Efficiency in Real-time Webcam Gaze Tracking
This work addresses efficiency challenges in gaze tracking for practical applications like human-computer interaction, but it is incremental as it focuses on optimizing existing methods rather than introducing new paradigms.
The paper tackled the problem of improving efficiency in real-time webcam gaze tracking by evaluating computational speed versus accuracy for CNN inputs and calibration effort versus accuracy for screen calibration methods, finding that single eye input and geometric regression calibration offer the best trade-off.
Efficiency and ease of use are essential for practical applications of camera based eye/gaze-tracking. Gaze tracking involves estimating where a person is looking on a screen based on face images from a computer-facing camera.
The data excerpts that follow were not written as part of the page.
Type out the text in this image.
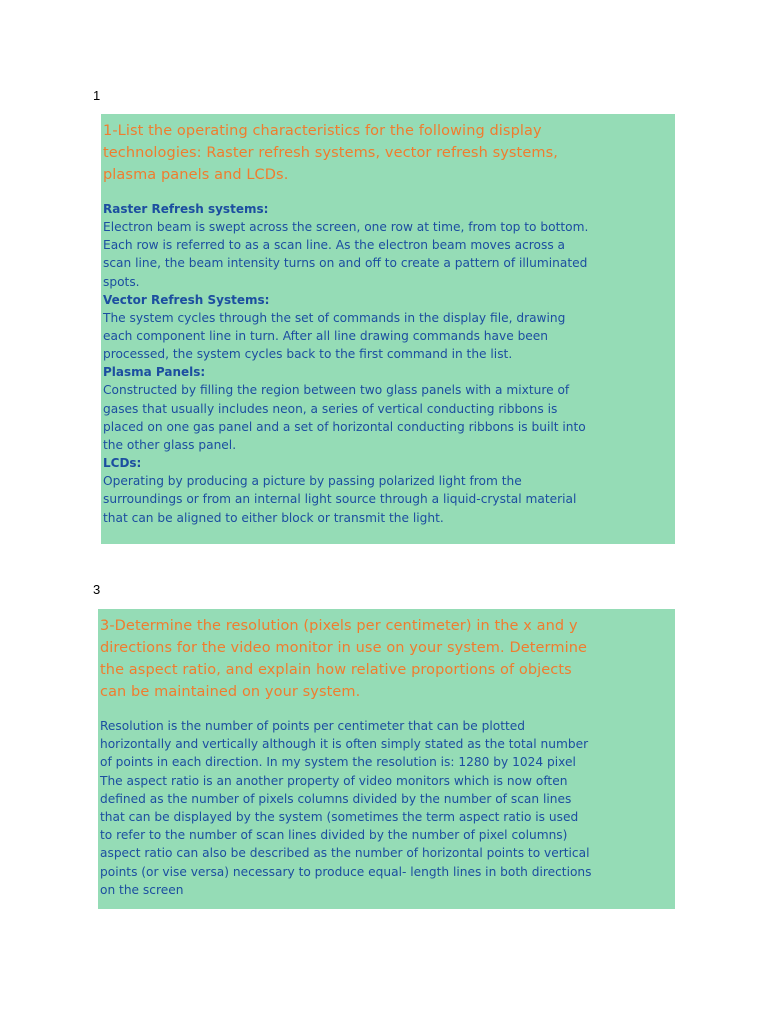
1
1-List the operating characteristics for the following display
technologies: Raster refresh systems, vector refresh systems,
plasma panels and LCDs.

Raster Refresh systems:

Electron beam is swept across the screen, one row at time, from top to bottom.
Each row is referred to as a scan line. As the electron beam moves across a
scan line, the beam intensity turns on and off to create a pattern of illuminated
spots.

Vector Refresh Systems:

The system cycles through the set of commands in the display file, drawing
each component line in turn. After all line drawing commands have been
processed, the system cycles back to the first command in the list.

Plasma Panels:

Constructed by filling the region between two glass panels with a mixture of
gases that usually includes neon, a series of vertical conducting ribbons is
placed on one gas panel and a set of horizontal conducting ribbons is built into
the other glass panel.

LCDs:

Operating by producing a picture by passing polarized light from the
surroundings or from an internal light source through a liquid-crystal material
that can be aligned to either block or transmit the light.
3
3-Determine the resolution (pixels per centimeter) in the x and y
directions for the video monitor in use on your system. Determine
the aspect ratio, and explain how relative proportions of objects
can be maintained on your system.
Resolution is the number of points per centimeter that can be plotted
horizontally and vertically although it is often simply stated as the total number
of points in each direction. In my system the resolution is: 1280 by 1024 pixel
The aspect ratio is an another property of video monitors which is now often
defined as the number of pixels columns divided by the number of scan lines
that can be displayed by the system (sometimes the term aspect ratio is used
to refer to the number of scan lines divided by the number of pixel columns)
aspect ratio can also be described as the number of horizontal points to vertical
points (or vise versa) necessary to produce equal- length lines in both directions
on the screen
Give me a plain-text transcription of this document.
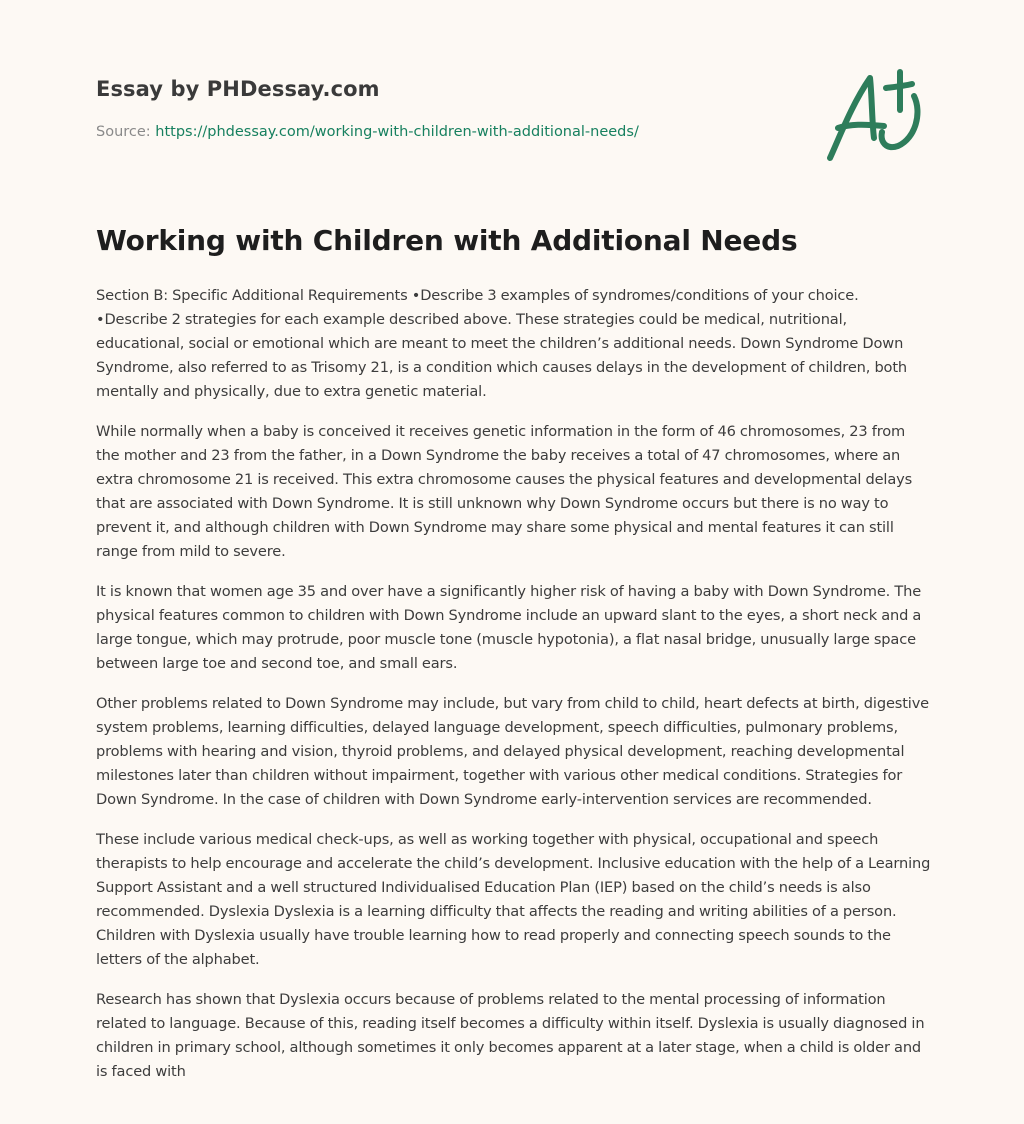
Essay by PHDessay.com
Source: https://phdessay.com/working-with-children-with-additional-needs/
Working with Children with Additional Needs

Section B: Specific Additional Requirements •Describe 3 examples of syndromes/conditions of your choice. •Describe 2 strategies for each example described above. These strategies could be medical, nutritional, educational, social or emotional which are meant to meet the children’s additional needs. Down Syndrome Down Syndrome, also referred to as Trisomy 21, is a condition which causes delays in the development of children, both mentally and physically, due to extra genetic material.

While normally when a baby is conceived it receives genetic information in the form of 46 chromosomes, 23 from the mother and 23 from the father, in a Down Syndrome the baby receives a total of 47 chromosomes, where an extra chromosome 21 is received. This extra chromosome causes the physical features and developmental delays that are associated with Down Syndrome. It is still unknown why Down Syndrome occurs but there is no way to prevent it, and although children with Down Syndrome may share some physical and mental features it can still range from mild to severe.

It is known that women age 35 and over have a significantly higher risk of having a baby with Down Syndrome. The physical features common to children with Down Syndrome include an upward slant to the eyes, a short neck and a large tongue, which may protrude, poor muscle tone (muscle hypotonia), a flat nasal bridge, unusually large space between large toe and second toe, and small ears.

Other problems related to Down Syndrome may include, but vary from child to child, heart defects at birth, digestive system problems, learning difficulties, delayed language development, speech difficulties, pulmonary problems, problems with hearing and vision, thyroid problems, and delayed physical development, reaching developmental milestones later than children without impairment, together with various other medical conditions. Strategies for Down Syndrome. In the case of children with Down Syndrome early-intervention services are recommended.

These include various medical check-ups, as well as working together with physical, occupational and speech therapists to help encourage and accelerate the child’s development. Inclusive education with the help of a Learning Support Assistant and a well structured Individualised Education Plan (IEP) based on the child’s needs is also recommended. Dyslexia Dyslexia is a learning difficulty that affects the reading and writing abilities of a person. Children with Dyslexia usually have trouble learning how to read properly and connecting speech sounds to the letters of the alphabet.

Research has shown that Dyslexia occurs because of problems related to the mental processing of information related to language. Because of this, reading itself becomes a difficulty within itself. Dyslexia is usually diagnosed in children in primary school, although sometimes it only becomes apparent at a later stage, when a child is older and is faced with
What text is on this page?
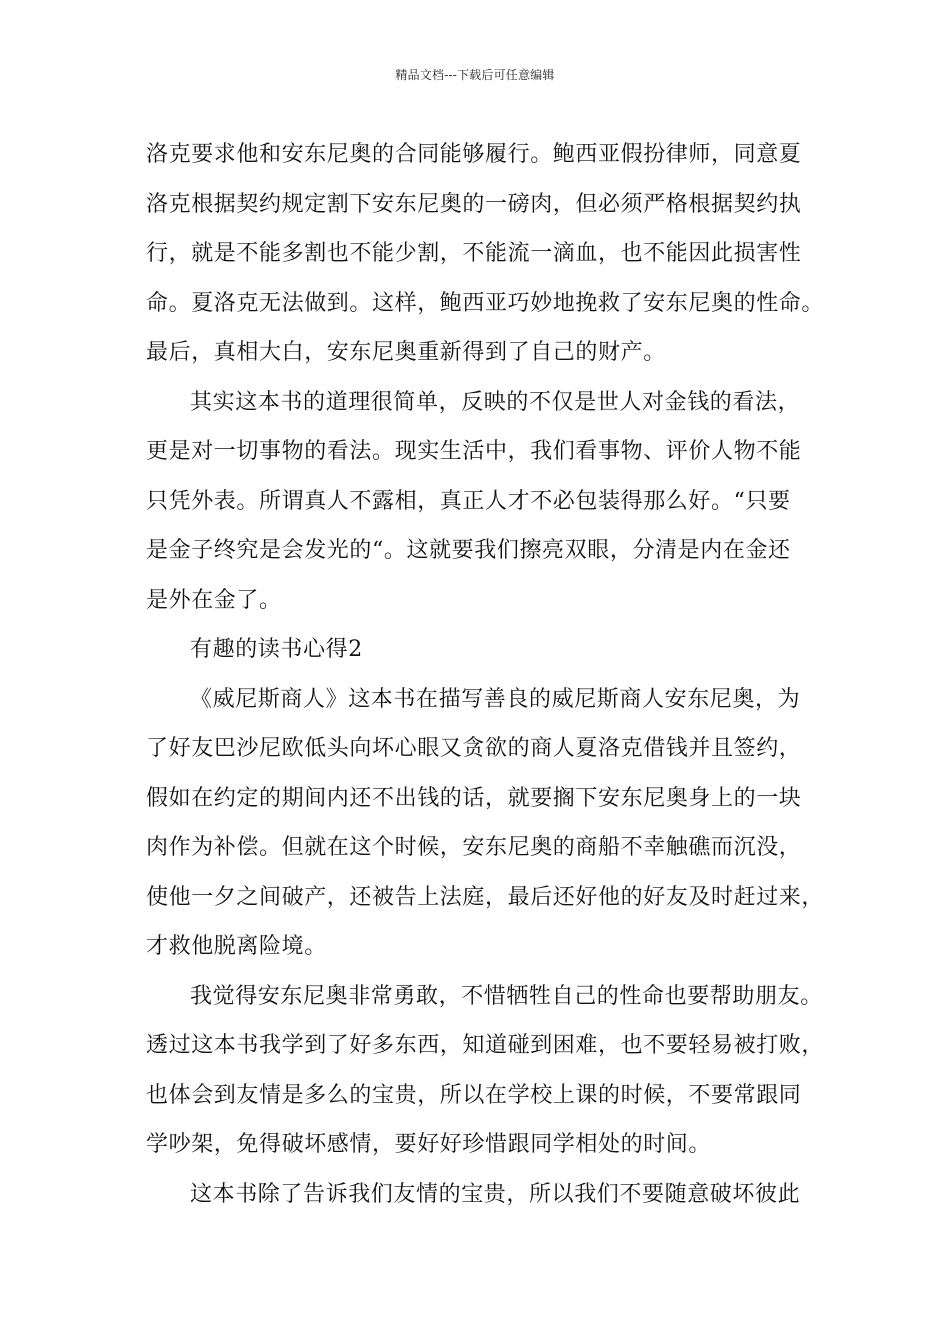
精品文档---下载后可任意编辑
洛克要求他和安东尼奥的合同能够履行。鲍西亚假扮律师，同意夏
洛克根据契约规定割下安东尼奥的一磅肉，但必须严格根据契约执
行，就是不能多割也不能少割，不能流一滴血，也不能因此损害性
命。夏洛克无法做到。这样，鲍西亚巧妙地挽救了安东尼奥的性命。
最后，真相大白，安东尼奥重新得到了自己的财产。
其实这本书的道理很简单，反映的不仅是世人对金钱的看法，
更是对一切事物的看法。现实生活中，我们看事物、评价人物不能
只凭外表。所谓真人不露相，真正人才不必包装得那么好。“只要
是金子终究是会发光的“。这就要我们擦亮双眼，分清是内在金还
是外在金了。
有趣的读书心得2
《威尼斯商人》这本书在描写善良的威尼斯商人安东尼奥，为
了好友巴沙尼欧低头向坏心眼又贪欲的商人夏洛克借钱并且签约，
假如在约定的期间内还不出钱的话，就要搁下安东尼奥身上的一块
肉作为补偿。但就在这个时候，安东尼奥的商船不幸触礁而沉没，
使他一夕之间破产，还被告上法庭，最后还好他的好友及时赶过来，
才救他脱离险境。
我觉得安东尼奥非常勇敢，不惜牺牲自己的性命也要帮助朋友。
透过这本书我学到了好多东西，知道碰到困难，也不要轻易被打败，
也体会到友情是多么的宝贵，所以在学校上课的时候，不要常跟同
学吵架，免得破坏感情，要好好珍惜跟同学相处的时间。
这本书除了告诉我们友情的宝贵，所以我们不要随意破坏彼此
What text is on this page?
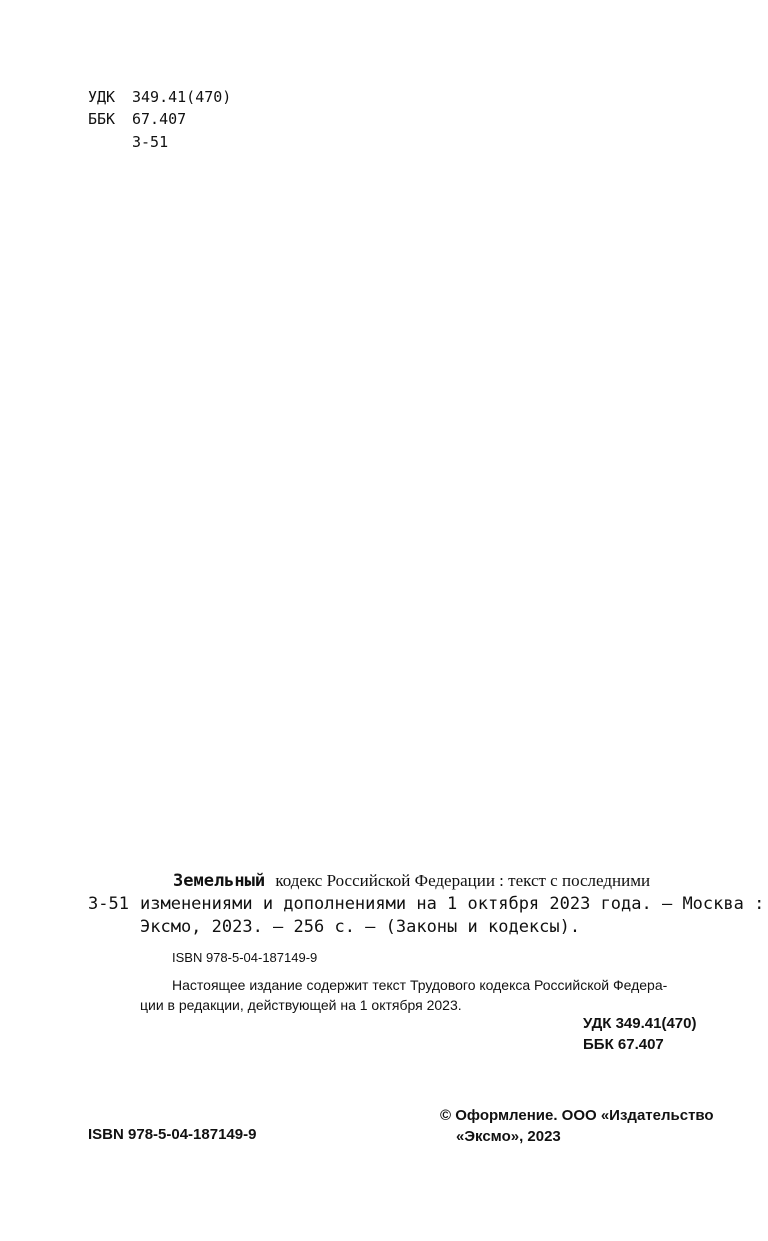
УДК 349.41(470)
ББК 67.407
З-51
Земельный кодекс Российской Федерации : текст с последними
З-51 изменениями и дополнениями на 1 октября 2023 года. — Москва :
Эксмо, 2023. — 256 с. — (Законы и кодексы).
ISBN 978-5-04-187149-9
Настоящее издание содержит текст Трудового кодекса Российской Федера-
ции в редакции, действующей на 1 октября 2023.
УДК 349.41(470)
ББК 67.407
ISBN 978-5-04-187149-9
© Оформление. ООО «Издательство
«Эксмо», 2023
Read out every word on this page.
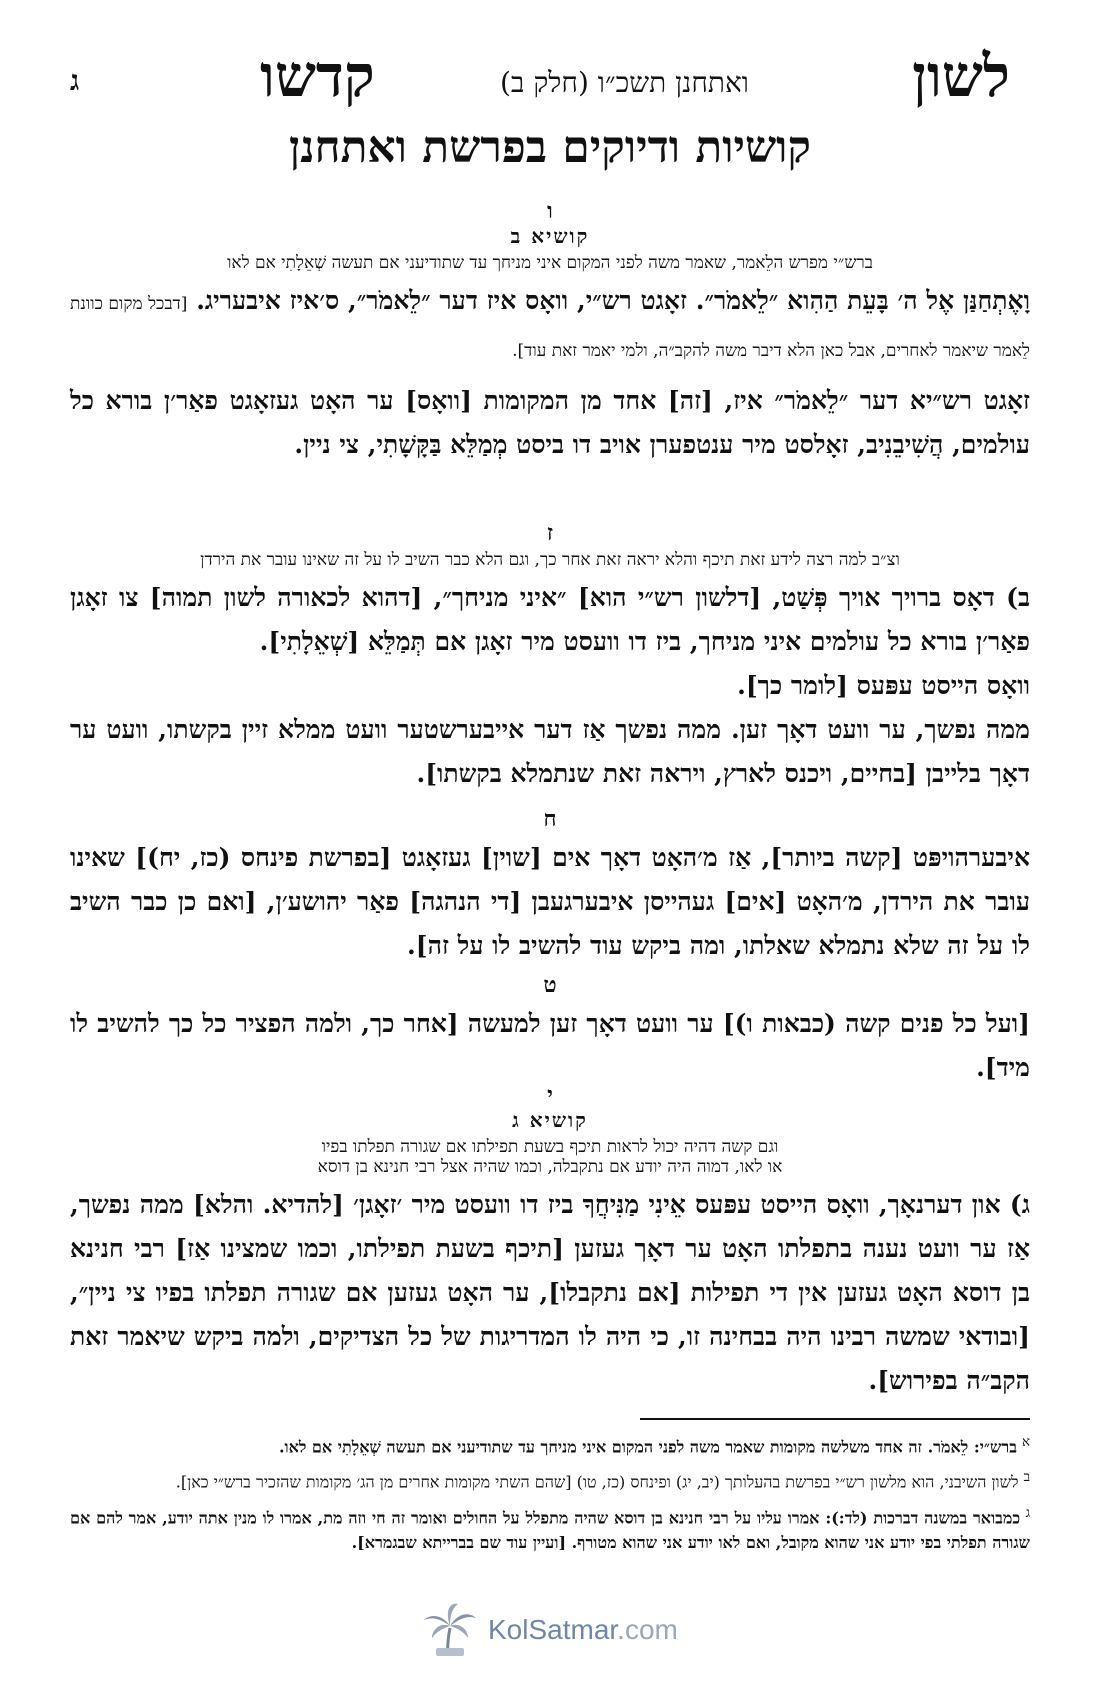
ג	קדשו	ואתחנן תשכ״ו (חלק ב)	לשון
קושיות ודיוקים בפרשת ואתחנן
ו
קושיא ב
ברש״י מפרש הלֵאמר, שאמר משה לפני המקום איני מניחך עד שתודיעני אם תעשה שְׁאֵלָתִי אם לאו
וָאֶתְחַנַּן אֶל ה׳ בָּעֵת הַהִוא ״לֵאמֹר״. זאָגט רש״י, וואָס איז דער ״לֵאמֹר״, ס׳איז איבעריג. [דבכל מקום כוונת לֵאמר שיאמר לאחרים, אבל כאן הלא דיבר משה להקב״ה, ולמי יאמר זאת עוד].
זאָגט רש״יא דער ״לֵאמֹר״ איז, [זה] אחד מן המקומות [וואָס] ער האָט געזאָגט פאַר׳ן בורא כל עולמים, הֲשִׁיבֵנִיב, זאָלסט מיר ענטפערן אויב דו ביסט מְמַלֵּא בַּקָּשָׁתִי, צי ניין.
ז
וצ״ב למה רצה לידע זאת תיכף והלא יראה זאת אחר כך, וגם הלא כבר השיב לו על זה שאינו עובר את הירדן
ב) דאָס ברויך אויך פְּשַׁט, [דלשון רש״י הוא] ״איני מניחך״, [דהוא לכאורה לשון תמוה] צו זאָגן פאַר׳ן בורא כל עולמים איני מניחך, ביז דו וועסט מיר זאָגן אם תְּמַלֵּא [שְׁאֵלָתִי].
וואָס הייסט עפּעס [לומר כך].
ממה נפשך, ער וועט דאָך זען. ממה נפשך אַז דער אייבערשטער וועט ממלא זיין בקשתו, וועט ער דאָך בלייבן [בחיים, ויכנס לארץ, ויראה זאת שנתמלא בקשתו].
ח
איבערהויפּט [קשה ביותר], אַז מ׳האָט דאָך אים [שוין] געזאָגט [בפרשת פינחס (כז, יח)] שאינו עובר את הירדן, מ׳האָט [אים] געהייסן איבערגעבן [די הנהגה] פאַר יהושע׳ן, [ואם כן כבר השיב לו על זה שלא נתמלא שאלתו, ומה ביקש עוד להשיב לו על זה].
ט
[ועל כל פנים קשה (כבאות ו)] ער וועט דאָך זען למעשה [אחר כך, ולמה הפציר כל כך להשיב לו מיד].
י
קושיא ג
וגם קשה דהיה יכול לראות תיכף בשעת תפילתו אם שגורה תפלתו בפיו
או לאו, דמוה היה יודע אם נתקבלה, וכמו שהיה אצל רבי חנינא בן דוסא
ג) און דערנאָך, וואָס הייסט עפּעס אֵינִי מַנִּיחֲךָ ביז דו וועסט מיר ׳זאָגן׳ [להדיא. והלא] ממה נפשך, אַז ער וועט נענה בתפלתו האָט ער דאָך געזען [תיכף בשעת תפילתו, וכמו שמצינו אַז] רבי חנינא בן דוסא האָט געזען אין די תפילות [אם נתקבלו], ער האָט געזען אם שגורה תפלתו בפיו צי ניין״, [ובודאי שמשה רבינו היה בבחינה זו, כי היה לו המדריגות של כל הצדיקים, ולמה ביקש שיאמר זאת הקב״ה בפירוש].
$^א$ ברש״י: לֵאמֹר. זה אחד משלשה מקומות שאמר משה לפני המקום איני מניחך עד שתודיעני אם תעשה שְׁאֵלָתִי אם לאו.
$^ב$ לשון השיבני, הוא מלשון רש״י בפרשת בהעלותך (יב, יג) ופינחס (כז, טו) [שהם השתי מקומות אחרים מן הג׳ מקומות שהזכיר ברש״י כאן].
$^ג$ כמבואר במשנה דברכות (לד:): אמרו עליו על רבי חנינא בן דוסא שהיה מתפלל על החולים ואומר זה חי וזה מת, אמרו לו מנין אתה יודע, אמר להם אם שגורה תפלתי בפי יודע אני שהוא מקובל, ואם לאו יודע אני שהוא מטורף. [ועיין עוד שם בברייתא שבגמרא].
KolSatmar.com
In this paper we investigate two complementary forms of efficiency in gaze tracking: 1. The computational efficiency of the system which is dominated by the inference speed of a CNN predicting gaze-vectors; 2. The usability efficiency which is determined by the tediousness of the mandatory calibration of the gaze-vector to a computer screen. To do so, we evaluate the computational speed/accuracy trade-off for the CNN and the calibration effort/accuracy trade-off for screen calibration. For the CNN, we evaluate the full face, two-eyes, and single eye input. For screen calibration, we measure the number of calibration points needed and evaluate three types of calibration: 1. pure geometry, 2. pure machine learning, and 3. hybrid geometric regression. Results suggest that a single eye input and geometric regression calibration achieve the best trade-off.